Accountability narratives determine whether a case becomes a sentinel event with policy change or a closed chart with lessons lost. Dasse uses the aftermath, policy memos, training adjustments, and vendor notifications to show how facts migrate into procedures. In that sense, the novel treats justice as both verdict and redesign. Readers see how one death can alter staffing patterns, access controls, and documentation practices.
Because the book foregrounds evidence handling and procedural reasoning, it lends itself to seminars in medical ethics, health law courses, and biomedical engineering programs. The chapters can anchor discussions on adverse-event reporting, data integrity, and the admissibility of machine logs. For readers outside those fields, the narrative functions as a plain-language tour through how modern hospitals make and defend causal claims.

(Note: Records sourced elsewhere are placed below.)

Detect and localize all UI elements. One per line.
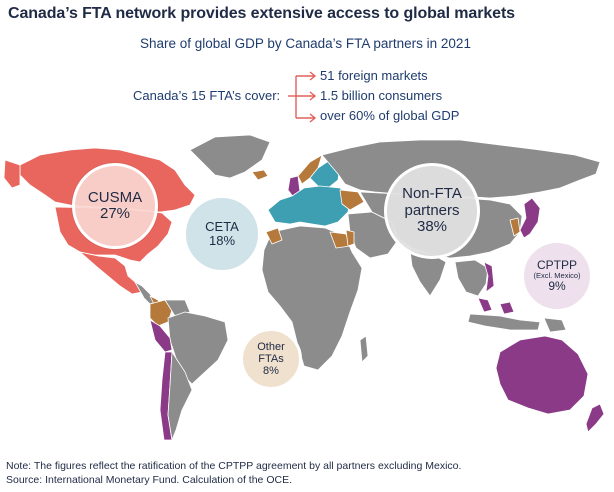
greenland-shape [189,134,271,179]
source-note: Source: International Monetary Fund. Cal… [6,474,292,486]
cptpp-qualifier: (Excl. Mexico) [533,270,581,280]
ceta-bubble: CETA 18% [183,195,261,273]
brunei-shape [499,301,515,315]
footnote: Note: The figures reflect the ratificati… [6,460,462,472]
brazil-shape [167,311,229,385]
cptpp-share: 9% [548,279,566,294]
other-label-line1: Other [257,340,285,353]
coverage-item-markets: 51 foreign markets [320,68,428,83]
madagascar-shape [359,335,369,363]
peru-shape [149,319,173,353]
egypt-shape [329,231,351,249]
other-label-line2: FTAs [258,352,284,365]
other-ftas-bubble: Other FTAs 8% [240,328,302,390]
cptpp-bubble: CPTPP (Excl. Mexico) 9% [521,240,593,312]
other-share: 8% [263,365,279,378]
cptpp-label: CPTPP [536,257,577,272]
nonfta-label-line1: Non-FTA [402,185,462,203]
vietnam-shape [483,261,495,293]
korea-shape [509,217,521,237]
coverage-bracket-arrows [288,71,317,123]
morocco-shape [265,227,283,245]
indonesia-shape [467,313,541,331]
australia-shape [495,335,589,415]
eu-shape [267,185,351,227]
new-zealand-shape [585,403,605,433]
alaska-shape [3,159,21,189]
coverage-item-consumers: 1.5 billion consumers [320,88,443,103]
chart-subtitle: Share of global GDP by Canada’s FTA part… [140,36,471,51]
coverage-item-gdp: over 60% of global GDP [320,108,460,123]
venezuela-shape [164,299,191,317]
png-shape [543,317,567,333]
ceta-share: 18% [208,233,236,248]
cusma-bubble: CUSMA 27% [72,163,158,249]
ukraine-shape [339,189,365,211]
chart-title: Canada’s FTA network provides extensive … [8,5,515,22]
japan-shape [519,197,541,239]
malaysia-shape [477,297,493,313]
coverage-label: Canada’s 15 FTA’s cover: [133,88,281,103]
argentina-shape [167,351,193,441]
se-asia-shape [454,259,489,297]
nonfta-bubble: Non-FTA partners 38% [384,163,480,259]
israel-jordan-shape [345,229,355,247]
cusma-label: CUSMA [87,188,143,206]
cusma-share: 27% [99,205,131,222]
ceta-label: CETA [205,218,239,234]
iceland-shape [251,169,269,181]
nonfta-share: 38% [416,218,448,236]
nonfta-label-line2: partners [404,201,460,219]
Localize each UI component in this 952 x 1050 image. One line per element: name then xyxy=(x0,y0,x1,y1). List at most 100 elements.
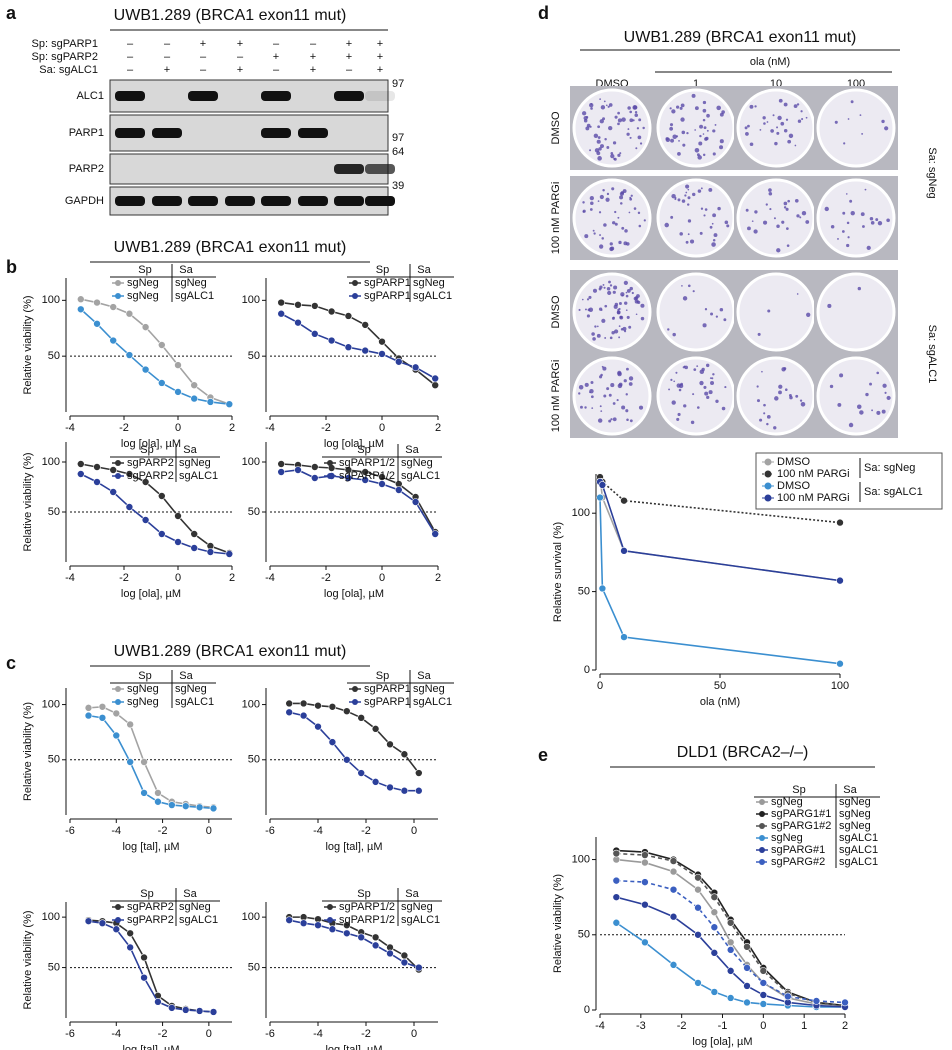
sign: + xyxy=(310,51,316,63)
colony xyxy=(765,203,768,206)
colony xyxy=(864,188,867,191)
colony xyxy=(679,106,683,110)
band xyxy=(365,196,395,206)
legend-header: Sp xyxy=(140,888,153,900)
data-point xyxy=(209,1008,218,1016)
data-point xyxy=(112,731,121,740)
legend-label: sgALC1 xyxy=(413,696,452,708)
legend-header: Sp xyxy=(376,264,389,276)
colony xyxy=(715,315,718,318)
colony xyxy=(700,207,704,210)
legend-marker xyxy=(327,904,333,910)
data-point xyxy=(141,323,150,331)
data-point xyxy=(195,1007,204,1015)
data-point xyxy=(174,512,182,520)
colony xyxy=(614,115,618,119)
band xyxy=(298,128,328,138)
colony xyxy=(629,136,632,139)
colony xyxy=(842,211,846,215)
colony xyxy=(699,134,702,138)
colony xyxy=(578,385,584,390)
plate xyxy=(736,88,816,168)
colony xyxy=(580,405,583,409)
colony xyxy=(621,294,624,297)
colony xyxy=(776,131,780,135)
colony xyxy=(617,118,622,123)
colony xyxy=(682,143,686,147)
colony xyxy=(709,377,712,380)
colony xyxy=(594,325,597,328)
colony xyxy=(614,329,619,334)
data-point xyxy=(726,967,735,975)
colony xyxy=(679,232,683,236)
x-tick-label: 0 xyxy=(206,825,212,837)
data-point xyxy=(357,933,366,942)
series-line xyxy=(616,849,846,1007)
y-axis-label: Relative survival (%) xyxy=(552,522,564,622)
sign: + xyxy=(346,38,352,50)
legend-box xyxy=(755,452,943,510)
colony xyxy=(794,144,797,147)
legend-header: Sa xyxy=(843,784,857,796)
colony xyxy=(745,132,749,136)
series-line xyxy=(289,916,420,971)
colony xyxy=(800,402,806,407)
colony xyxy=(702,153,706,157)
colony xyxy=(597,125,601,129)
colony xyxy=(759,418,763,422)
colony xyxy=(620,191,625,195)
data-point xyxy=(710,908,719,917)
y-tick-label: 50 xyxy=(248,506,260,518)
data-point xyxy=(98,919,107,927)
legend-label: sgPARP1/2 xyxy=(339,470,395,482)
x-tick-label: -4 xyxy=(265,422,275,434)
y-tick-label: 100 xyxy=(572,507,590,519)
data-point xyxy=(314,921,322,930)
colony xyxy=(849,199,853,203)
colony xyxy=(677,152,681,156)
colony xyxy=(712,152,716,156)
colony xyxy=(628,325,632,329)
colony xyxy=(796,293,799,295)
colony xyxy=(673,380,676,383)
x-tick-label: 0 xyxy=(379,572,385,584)
size-label: 97 xyxy=(392,132,404,144)
dose-label: ola (nM) xyxy=(750,56,790,68)
colony xyxy=(616,310,621,315)
data-point xyxy=(710,893,719,901)
data-point xyxy=(285,699,294,708)
data-point xyxy=(294,300,302,309)
series-line xyxy=(281,469,436,535)
series-line xyxy=(289,919,420,969)
colony xyxy=(778,390,782,395)
data-point xyxy=(109,488,117,496)
sign: – xyxy=(127,38,134,50)
data-point xyxy=(109,336,117,345)
data-point xyxy=(126,929,134,938)
colony xyxy=(584,234,589,239)
data-point xyxy=(112,709,121,718)
data-point xyxy=(277,298,286,307)
colony xyxy=(785,118,789,121)
legend-label: sgALC1 xyxy=(401,470,440,482)
data-point xyxy=(98,702,107,711)
colony xyxy=(715,399,719,403)
colony xyxy=(686,132,689,135)
plate xyxy=(736,178,816,258)
colony xyxy=(671,109,676,114)
data-point xyxy=(314,722,322,731)
colony xyxy=(619,152,622,155)
colony xyxy=(692,192,696,197)
colony xyxy=(783,367,787,371)
colony xyxy=(683,365,686,368)
colony xyxy=(681,130,686,135)
x-tick-label: -2 xyxy=(119,422,129,434)
y-tick-label: 50 xyxy=(248,350,260,362)
data-point xyxy=(294,318,302,327)
colony xyxy=(609,284,613,287)
colony xyxy=(634,299,639,304)
colony xyxy=(877,220,883,226)
legend-label: sgALC1 xyxy=(401,914,440,926)
colony xyxy=(837,402,842,407)
colony xyxy=(678,388,682,392)
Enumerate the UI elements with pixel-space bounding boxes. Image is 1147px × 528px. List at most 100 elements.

Dasse’s long involvement with cardiac assist technologies informs his understanding of LVAD behavior under stress, the distinction between pump failure and primary cardiac arrest, and the interpretive limits of log files. He writes clinical spaces as workplaces rather than stages. The accuracy does not serve spectacle; it serves the audit of process that the story requires.
Law and the Heart positions a single perioperative death as a systems investigation. It follows numbers, then motives, and treats records as characters whose reliability must be tested. The novel maintains focus on institutions, how they assign responsibility, absorb blame, and revise practice, while allowing space for the private costs borne by the people inside them. In doing so, it offers a case study in truth and consequence, with the heart as both organ and jurisdiction.